When the U.S. entered World War I in 1917, troops and all combat supplies moved to ports almost exclusively by rail. But disruption of Atlantic shipping by German submarines caused massive congestion at East Coast ports, leading to unprecedented gridlock in Eastern and Midwestern rail yards and intolerable empty-car shortages nationwide.

Railroads were nationalized under the Army Appropriations Act of 1916--still in effect--which permits the President, during time of war, to take control of any transportation system. The United States Railroad Administration, under the direction of a director general appointed by the president, took centralized operational control of the nation's railroads.

Nationalization lasted for 26 months through March 1, 1920--more than a year after the Nov. 11, 1918 armistice. Congress gave thought to nationalizing the railroads permanently, but shippers began clamoring for a return of competition and its attendant efficiency. Railroads had lost $2 million a day during the war and government overseers failed to invest in sufficient maintenance during the period of federal control.

The Transportation Act of 1920 restored railroads to private ownership with congressional encouragement to merge. Actually, the ICC was instructed to help plan orderly mergers. To prevent the Justice Department from meddling by invoking the Sherman and Clayton Acts, ICC-approved mergers were exempted from antitrust laws.

Alas, healthy railroads were unwilling to absorb unprofitable carriers and their debts. So Congress considered compulsory mergers--but retreated.

DEPRESSION-ERA REFORMS

When the Great Depression commenced during the 1930s, weak railroads failed by the dozens as carloadings and passenger boardings declined by some 40%. The percentage of railroad mileage being operated in bankruptcy reached a record 31% by 1938. Exacerbating the railroads' earnings decline was federal promotion of highways and waterways. As freight and passengers were siphoned off by competing and subsidized modes, railroads endured financially-crippling excess capacity.
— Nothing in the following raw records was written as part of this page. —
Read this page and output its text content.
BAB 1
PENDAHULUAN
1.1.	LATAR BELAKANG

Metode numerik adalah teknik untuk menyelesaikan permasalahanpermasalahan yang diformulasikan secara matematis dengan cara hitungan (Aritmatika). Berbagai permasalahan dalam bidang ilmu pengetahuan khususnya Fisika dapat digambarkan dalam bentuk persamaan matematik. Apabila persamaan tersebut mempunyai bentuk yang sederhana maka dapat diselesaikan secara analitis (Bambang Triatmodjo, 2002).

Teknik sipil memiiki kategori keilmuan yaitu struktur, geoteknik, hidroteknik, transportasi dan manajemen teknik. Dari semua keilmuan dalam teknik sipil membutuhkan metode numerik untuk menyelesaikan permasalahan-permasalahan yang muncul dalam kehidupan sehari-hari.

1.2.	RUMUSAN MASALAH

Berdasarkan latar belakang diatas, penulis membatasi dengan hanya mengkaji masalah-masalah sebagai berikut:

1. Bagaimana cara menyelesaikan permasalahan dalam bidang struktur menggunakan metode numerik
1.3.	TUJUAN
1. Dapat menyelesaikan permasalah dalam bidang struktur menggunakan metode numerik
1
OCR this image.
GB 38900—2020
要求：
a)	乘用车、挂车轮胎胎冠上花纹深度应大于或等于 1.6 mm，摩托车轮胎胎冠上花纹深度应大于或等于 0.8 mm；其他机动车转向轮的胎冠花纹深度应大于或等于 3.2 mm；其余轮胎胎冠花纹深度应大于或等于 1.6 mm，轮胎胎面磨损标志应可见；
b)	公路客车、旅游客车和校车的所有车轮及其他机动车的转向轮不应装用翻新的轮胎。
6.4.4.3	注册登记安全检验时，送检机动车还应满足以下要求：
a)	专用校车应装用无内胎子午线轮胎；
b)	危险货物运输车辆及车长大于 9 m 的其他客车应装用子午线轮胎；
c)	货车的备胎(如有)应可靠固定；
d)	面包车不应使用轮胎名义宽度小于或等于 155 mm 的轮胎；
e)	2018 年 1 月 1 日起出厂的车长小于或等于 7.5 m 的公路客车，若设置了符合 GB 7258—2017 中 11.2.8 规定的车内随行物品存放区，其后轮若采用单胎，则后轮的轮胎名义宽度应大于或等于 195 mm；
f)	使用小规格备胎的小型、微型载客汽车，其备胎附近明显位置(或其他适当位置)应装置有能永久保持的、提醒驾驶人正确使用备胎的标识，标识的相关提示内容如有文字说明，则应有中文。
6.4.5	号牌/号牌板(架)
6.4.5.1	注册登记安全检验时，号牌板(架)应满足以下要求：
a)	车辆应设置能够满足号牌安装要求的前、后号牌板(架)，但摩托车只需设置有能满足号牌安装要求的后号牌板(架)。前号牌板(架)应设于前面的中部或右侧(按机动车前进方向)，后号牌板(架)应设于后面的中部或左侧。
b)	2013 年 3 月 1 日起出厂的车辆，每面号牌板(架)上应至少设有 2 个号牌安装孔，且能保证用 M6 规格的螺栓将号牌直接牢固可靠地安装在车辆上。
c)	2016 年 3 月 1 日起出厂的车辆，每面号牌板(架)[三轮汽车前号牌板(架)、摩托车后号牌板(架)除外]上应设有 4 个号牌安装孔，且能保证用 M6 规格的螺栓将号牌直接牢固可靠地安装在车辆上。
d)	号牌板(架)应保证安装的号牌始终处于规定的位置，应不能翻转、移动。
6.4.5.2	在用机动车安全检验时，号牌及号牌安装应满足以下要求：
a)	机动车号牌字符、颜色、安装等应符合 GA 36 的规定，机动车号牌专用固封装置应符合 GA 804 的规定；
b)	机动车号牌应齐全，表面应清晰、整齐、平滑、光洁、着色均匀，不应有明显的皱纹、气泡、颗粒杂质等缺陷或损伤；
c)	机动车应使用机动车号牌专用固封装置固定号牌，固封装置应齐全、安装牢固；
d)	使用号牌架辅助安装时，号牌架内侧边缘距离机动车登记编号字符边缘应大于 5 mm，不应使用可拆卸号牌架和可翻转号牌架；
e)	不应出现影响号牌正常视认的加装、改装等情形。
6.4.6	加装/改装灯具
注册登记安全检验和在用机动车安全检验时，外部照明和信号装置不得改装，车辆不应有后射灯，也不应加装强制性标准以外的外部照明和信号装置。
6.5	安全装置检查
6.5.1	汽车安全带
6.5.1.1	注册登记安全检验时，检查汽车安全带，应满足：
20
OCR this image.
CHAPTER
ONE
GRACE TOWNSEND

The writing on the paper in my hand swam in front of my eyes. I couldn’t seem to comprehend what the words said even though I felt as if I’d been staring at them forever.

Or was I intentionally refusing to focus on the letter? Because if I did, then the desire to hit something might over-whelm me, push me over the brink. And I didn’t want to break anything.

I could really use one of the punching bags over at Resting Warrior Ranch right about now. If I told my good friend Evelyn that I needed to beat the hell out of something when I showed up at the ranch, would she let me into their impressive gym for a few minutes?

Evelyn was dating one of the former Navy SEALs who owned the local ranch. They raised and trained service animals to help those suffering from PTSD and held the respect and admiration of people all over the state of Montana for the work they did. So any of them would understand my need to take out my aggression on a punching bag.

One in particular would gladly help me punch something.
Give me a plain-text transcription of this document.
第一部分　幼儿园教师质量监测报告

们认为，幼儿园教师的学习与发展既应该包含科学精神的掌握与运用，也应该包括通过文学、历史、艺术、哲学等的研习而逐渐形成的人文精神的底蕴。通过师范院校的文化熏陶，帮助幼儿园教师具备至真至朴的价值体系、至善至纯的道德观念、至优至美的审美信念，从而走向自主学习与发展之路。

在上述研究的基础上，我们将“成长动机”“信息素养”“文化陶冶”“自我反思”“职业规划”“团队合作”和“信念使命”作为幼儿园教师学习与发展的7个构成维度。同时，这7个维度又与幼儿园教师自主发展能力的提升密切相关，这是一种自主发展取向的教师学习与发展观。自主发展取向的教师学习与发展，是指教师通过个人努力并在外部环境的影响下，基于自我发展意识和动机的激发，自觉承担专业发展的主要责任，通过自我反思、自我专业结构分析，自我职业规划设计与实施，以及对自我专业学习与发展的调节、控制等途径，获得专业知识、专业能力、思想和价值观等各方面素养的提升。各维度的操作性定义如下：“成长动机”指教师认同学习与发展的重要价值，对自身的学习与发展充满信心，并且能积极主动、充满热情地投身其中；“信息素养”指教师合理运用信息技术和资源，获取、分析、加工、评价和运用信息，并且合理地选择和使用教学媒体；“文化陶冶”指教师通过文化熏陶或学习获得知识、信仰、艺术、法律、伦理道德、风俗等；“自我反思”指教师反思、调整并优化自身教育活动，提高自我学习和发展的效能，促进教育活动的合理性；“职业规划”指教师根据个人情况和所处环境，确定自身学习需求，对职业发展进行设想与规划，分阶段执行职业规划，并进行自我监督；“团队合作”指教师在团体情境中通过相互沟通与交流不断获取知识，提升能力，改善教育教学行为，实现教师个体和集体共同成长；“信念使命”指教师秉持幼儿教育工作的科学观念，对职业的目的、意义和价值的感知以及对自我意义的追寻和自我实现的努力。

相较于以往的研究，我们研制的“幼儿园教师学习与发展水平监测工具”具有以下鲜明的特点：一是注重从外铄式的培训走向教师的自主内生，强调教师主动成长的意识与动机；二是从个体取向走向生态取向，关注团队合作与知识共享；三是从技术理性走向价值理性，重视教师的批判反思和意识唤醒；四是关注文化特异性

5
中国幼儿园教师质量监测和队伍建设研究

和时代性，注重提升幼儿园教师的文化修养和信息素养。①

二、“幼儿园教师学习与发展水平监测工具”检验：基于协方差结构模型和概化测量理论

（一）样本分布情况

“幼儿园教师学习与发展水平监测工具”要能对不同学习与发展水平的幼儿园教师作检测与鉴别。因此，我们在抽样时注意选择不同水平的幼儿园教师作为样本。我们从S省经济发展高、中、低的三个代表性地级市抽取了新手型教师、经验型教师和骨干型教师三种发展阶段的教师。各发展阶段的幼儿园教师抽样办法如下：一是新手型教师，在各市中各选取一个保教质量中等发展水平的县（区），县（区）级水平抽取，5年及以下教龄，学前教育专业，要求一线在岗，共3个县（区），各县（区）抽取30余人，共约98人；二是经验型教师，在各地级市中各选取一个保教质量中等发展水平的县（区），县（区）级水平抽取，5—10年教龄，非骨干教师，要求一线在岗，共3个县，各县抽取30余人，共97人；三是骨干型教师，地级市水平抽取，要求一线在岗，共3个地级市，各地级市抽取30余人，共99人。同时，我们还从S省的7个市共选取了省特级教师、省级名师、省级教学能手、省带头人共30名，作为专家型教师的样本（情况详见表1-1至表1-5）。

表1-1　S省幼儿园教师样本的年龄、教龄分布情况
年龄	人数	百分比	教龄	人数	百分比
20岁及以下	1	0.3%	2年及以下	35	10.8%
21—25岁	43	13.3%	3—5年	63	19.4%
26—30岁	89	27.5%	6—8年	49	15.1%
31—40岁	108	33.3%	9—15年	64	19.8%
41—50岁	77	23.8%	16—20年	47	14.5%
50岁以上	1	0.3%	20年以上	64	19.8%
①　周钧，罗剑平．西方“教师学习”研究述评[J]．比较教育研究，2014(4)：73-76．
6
The ICC, which gained regulatory authority over line abandonments in 1920, authorized the scrapping of more than 21,000 miles of track during the 1930s--a record that would hold until the 1970s when more than 30,000 miles were abandoned. The nation's rail route mileage, which reached a record 254,037 in 1916, commenced a shrinkage that would continue to the end of the 20th Century.

In the midst of the Great Depression, Congress crafted the 1933 Emergency Railroad Transportation Act, which scrapped central planning of rail mergers. It also created a federal coordinator of transportation with broad powers to order equipment and traffic pooling and track sharing--all aimed at cost-saving efficiencies and shielded from antitrust laws. President Roosevelt recommended greater voluntary coordination among railroads--and so was born in 1934 the Association of American Railroads.

But the hope for voluntary mergers still failed to materialize because of another provision of the 1933 law--job protection for rail workers. The incentive to consolidate was removed when carriers were prohibited from eliminating redundant tasks.

Railroads recognized that nationalization loomed if they did not achieve increased traffic density and other cost savings through merger. So they sat down with their unions and crafted the Washington Job Protection Agreement, which provided temporary income protection in exchange for a scrapping of mandatory job protection. It remains in force today.